6. Healing Isn’t Just About Tapering. It’s About Rebuilding
You’ve heard me say this countless times before, I’m sure, and for good reason. As a benzo coach, it might sound crazy, but I see tapering as kind of being the lesser mountain we all must climb. In some ways, it’s the easier path because once you have the taper figured out, there’s not much else to it other than go extremely slow, hold on for dear life, and just keep tapering. That’s it. In that regard, healing is just a game of distance, of steps taken in a taper. The art is in white-knuckling it. Of course, that’s a terrible method if that’s all you have. And healing is certainly bigger than merely tapering.
You’re not just trying to get through a taper, my friends, you’re reinventing your nervous system, your habits, and your outlook. That’s why recovery. Must include neuroplasticity building, brain rewiring, learning to change our relationship with fear, fostering mindfulness in everything we do, working a daily checklist of recovery, mastering cognitive reframing and how to speak the Bear’s language, finding meaning and purpose again, and learning to navigate gentle graded exposure. It’s mastering the art of ‘lulling and pushing’, and rebuilding and refining ourselves on every level, mentally, physically, emotionally, and spiritually. And this is why I say healing work, I mean real recovery effort, is self-growth. It’s the most challenging, yet most rewarding work we can do.

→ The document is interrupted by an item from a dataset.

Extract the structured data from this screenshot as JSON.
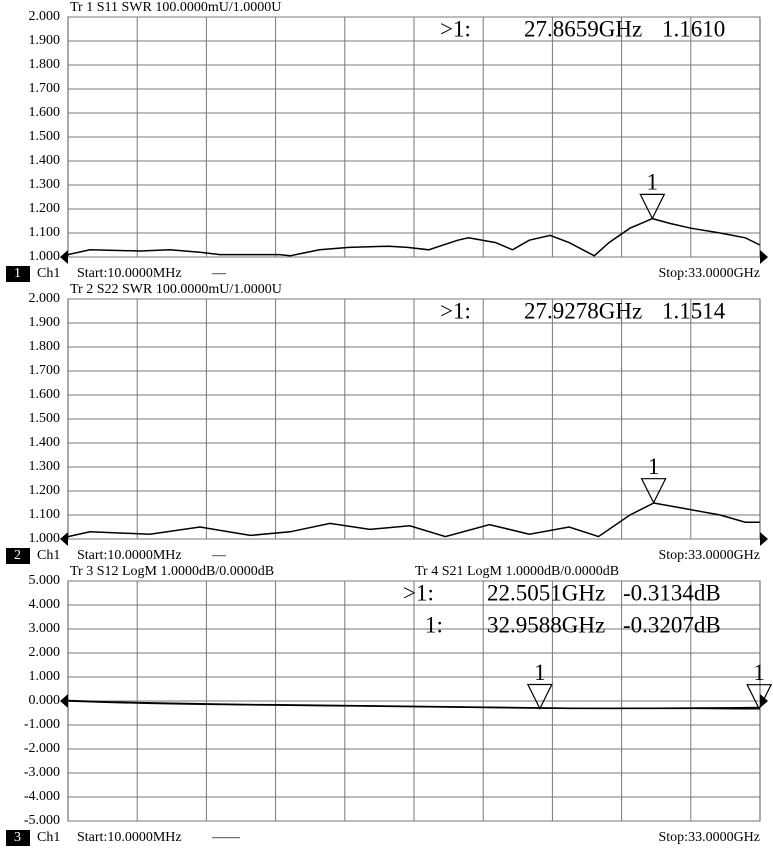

And that is why you won’t only taper off the meds, which you will, but you will come out of this a better version of yourselves!
You can ensure your success in reaching your goal and remaining off the meds because you created a new neurological foundation, and succeeded in truly rewiring your brain, not just modulating GABA or Serotonin, not just trying to outrun or tranquilize the Bear. But by befriending him, you can regain your throne as a leader.